Yes. Sign in to your cluster as an administrator and execute this command:

oc adm policy \
    remove-cluster-role-from-group self-provisioner \

For more information, see the OpenShift documentation on disabling self-provisioning for your cluster version:

Which UNIX rights (in IaaS) are available for Masters/Infra/App Nodes?

Node access is available through the cluster-admin role. For more information, see Kubernetes RBAC overview.

Which OCP rights do we have? Cluster-admin? Project-admin?

The cluster-admin role is available. For more information, see Kubernetes RBAC overview.

Which identity providers are available?

You configure your own identity provider. For more information, see the Red Hat documentation on configuring identity providers.


Is data on my cluster encrypted?

By default, data is encrypted at rest. The Azure Storage platform automatically encrypts your data before persisting it, and decrypts the data before retrieval. For more information, see Azure Storage Service Encryption for data at rest.
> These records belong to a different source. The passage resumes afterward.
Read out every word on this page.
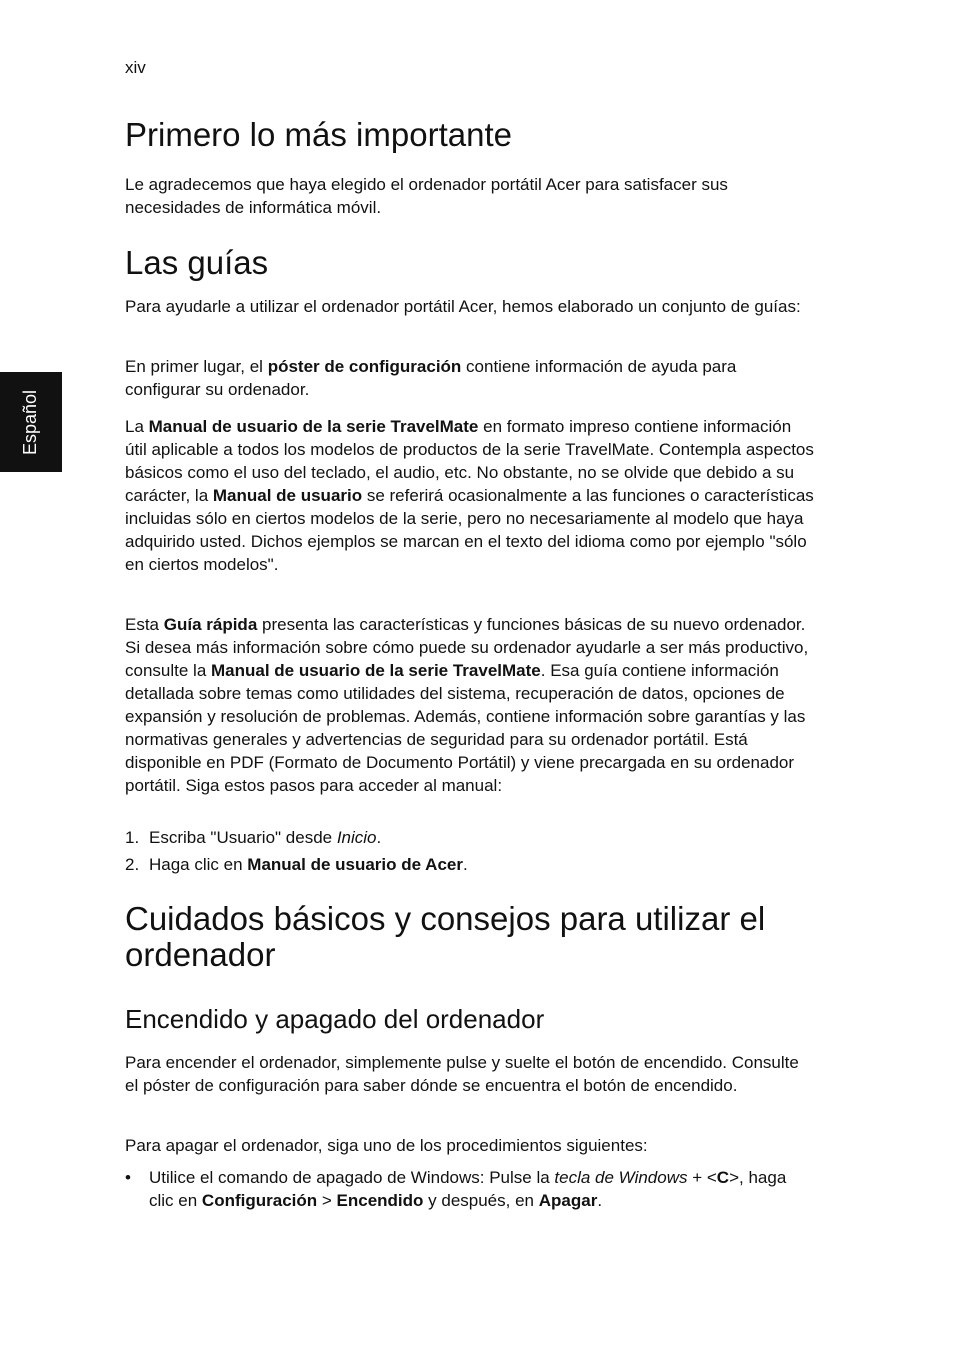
xiv
Español
Primero lo más importante

Le agradecemos que haya elegido el ordenador portátil Acer para satisfacer sus necesidades de informática móvil.

Las guías

Para ayudarle a utilizar el ordenador portátil Acer, hemos elaborado un conjunto de guías:

En primer lugar, el póster de configuración contiene información de ayuda para configurar su ordenador.

La Manual de usuario de la serie TravelMate en formato impreso contiene información útil aplicable a todos los modelos de productos de la serie TravelMate. Contempla aspectos básicos como el uso del teclado, el audio, etc. No obstante, no se olvide que debido a su carácter, la Manual de usuario se referirá ocasionalmente a las funciones o características incluidas sólo en ciertos modelos de la serie, pero no necesariamente al modelo que haya adquirido usted. Dichos ejemplos se marcan en el texto del idioma como por ejemplo "sólo en ciertos modelos".

Esta Guía rápida presenta las características y funciones básicas de su nuevo ordenador. Si desea más información sobre cómo puede su ordenador ayudarle a ser más productivo, consulte la Manual de usuario de la serie TravelMate. Esa guía contiene información detallada sobre temas como utilidades del sistema, recuperación de datos, opciones de expansión y resolución de problemas. Además, contiene información sobre garantías y las normativas generales y advertencias de seguridad para su ordenador portátil. Está disponible en PDF (Formato de Documento Portátil) y viene precargada en su ordenador portátil. Siga estos pasos para acceder al manual:

1. Escriba "Usuario" desde Inicio.
2. Haga clic en Manual de usuario de Acer.
Cuidados básicos y consejos para utilizar el ordenador
Encendido y apagado del ordenador

Para encender el ordenador, simplemente pulse y suelte el botón de encendido. Consulte el póster de configuración para saber dónde se encuentra el botón de encendido.

Para apagar el ordenador, siga uno de los procedimientos siguientes:

• Utilice el comando de apagado de Windows: Pulse la tecla de Windows + <C>, haga clic en Configuración > Encendido y después, en Apagar.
How are my storage accounts secured?

Storage accounts are set to private access only.

Storage accounts are encrypted (new clusters only). Existing clusters need to be re-created.

Storage accounts are created with general-purpose v2 for new clusters.

General-purpose v2 storage accounts support the latest Azure Storage features and incorporate all the functionality of general-purpose v1 and Blob storage accounts.

Storage accounts access is limited with firewall rules via Azure network security groups (NSGs), which filter network traffic to and from your storage accounts. For more information, see Azure network security groups overview.

Transport Layer Security (TLS) protocol version 1.2 provides secure communications, data privacy, and data integrity.

Is data stored in etcd encrypted on Azure Red Hat OpenShift?

Data isn't encrypted by default, but you do have the option to enable encryption. For more information, see the guide on encrypting etcd.

Can we choose any persistent storage solution, like OCS?

Azure Disk (Premium_LRS) is configured as the default storage class. For additional storage providers, and for configuration details (including Azure File), see the Red Hat documentation on persistent storage.

Does ARO store any customer data outside of the cluster's region?

No. All data created in an ARO cluster is maintained within the cluster's region.